Banks trying to block crypto custody from the federal system are pushing a “recipe for irrelevance,” the nation's top banking regulator warned Monday, as he defended over $2 trillion in existing digital custodial activity that industry opponents claim violates federal law.
Jonathan Gould, Comptroller of the Currency, told the Blockchain Association's policy summit in Washington that efforts to prevent national trust banks from engaging in crypto custody ignore decades of precedent and risk stagnating the entire banking system.
"It is important that we do not confine banks, including current national trust banks, to the technologies or businesses of the past," Gould remarked. "That's a recipe for irrelevance."
Banks push back against crypto charters
The pushback comes as the Independent Community Bankers of America and Bank Policy Institute have urged the OCC to deny crypto charter applications, claiming they exploit regulatory loopholes.
The ICBA filed opposition letters against both Coinbase's application and Sony Bank's Connectia Trust bid last month, warning the applications represent "an impermissible reinterpretation" of federal law.
Gould refuted claims that approving crypto custody services would break with OCC precedent, noting that national trust banks have engaged in nonfiduciary custody activities since the 1970s.
In the third quarter of this year alone, national trust banks reported nearly $2 trillion in nonfiduciary custodial assets under administration, representing 25% of their total assets, he said.
"Prohibiting national trust banks from engaging in nonfiduciary activities would not only threaten to undermine the dynamic and evolving nature of the federal banking system but would also disrupt well over a trillion dollars in traditional activities of existing national trust banks," Gould noted.
State trust companies in New York and South Dakota already provide digital asset custody services to customers, Gould added, saying that banks have held electronic rights to company shares in custody for decades.
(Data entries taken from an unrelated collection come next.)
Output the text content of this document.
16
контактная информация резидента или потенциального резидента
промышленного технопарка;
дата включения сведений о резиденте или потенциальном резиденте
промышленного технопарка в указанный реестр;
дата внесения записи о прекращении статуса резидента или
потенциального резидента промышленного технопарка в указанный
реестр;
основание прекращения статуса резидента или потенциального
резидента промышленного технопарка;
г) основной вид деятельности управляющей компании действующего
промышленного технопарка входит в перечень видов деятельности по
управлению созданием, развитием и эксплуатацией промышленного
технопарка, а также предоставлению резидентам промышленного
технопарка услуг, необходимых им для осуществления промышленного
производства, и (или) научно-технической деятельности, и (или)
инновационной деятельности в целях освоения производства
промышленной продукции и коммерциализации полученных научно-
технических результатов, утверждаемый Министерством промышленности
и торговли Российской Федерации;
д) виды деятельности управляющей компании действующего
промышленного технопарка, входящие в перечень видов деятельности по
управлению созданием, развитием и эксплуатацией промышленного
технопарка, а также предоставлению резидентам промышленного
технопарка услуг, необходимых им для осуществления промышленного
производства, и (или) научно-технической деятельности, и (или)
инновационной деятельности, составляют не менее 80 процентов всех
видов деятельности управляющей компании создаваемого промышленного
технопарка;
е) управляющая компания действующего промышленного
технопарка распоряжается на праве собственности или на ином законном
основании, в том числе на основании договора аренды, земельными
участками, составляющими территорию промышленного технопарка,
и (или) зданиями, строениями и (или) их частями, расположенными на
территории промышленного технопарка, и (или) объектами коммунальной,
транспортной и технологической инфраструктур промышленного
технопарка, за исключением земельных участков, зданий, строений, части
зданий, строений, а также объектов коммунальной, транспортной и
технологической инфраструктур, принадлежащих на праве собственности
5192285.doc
"There is simply no justification for considering digital assets differently," he said.
The OCC received 14 de novo charter applications this year, nearly matching the total from the previous four years combined, with several applications involving digital asset activities or national trust bank conversions, reversing a 15-year slump in which applications averaged fewer than four annually, down from more than 100 a year in the late 1990s.
He called the regulatory blockade "myopic" and said it "was not legally justifiable and contributed to a less dynamic and competitive banking industry."
At the ABA convention in October, the OCC chief countered the banking groups’ concerns, saying that any stablecoin-driven deposit flight “would not happen in unnoticed fashion” and that stablecoins could help community banks compete with larger institutions.
Gould said the OCC has supervised trust banks “for decades,” including a “crypto-native national trust bank”—a reference to Anchorage Digital, whose consent order over AML deficiencies was lifted in August after the OCC concluded continued supervision wasn’t needed for its “safety and soundness.”
Crypto.com, Circle, Ripple, Bridge (Stripe's stablecoin arm), and Paxos are the other crypto firms that have filed for national trust charters. Erebor Bank received conditional OCC approval last month.
"The federal banking system's capacity to evolve from the telegraph to the blockchain... is one of its greatest strengths," Gould said, pledging the OCC would "resist any efforts to erode its utility and diversity."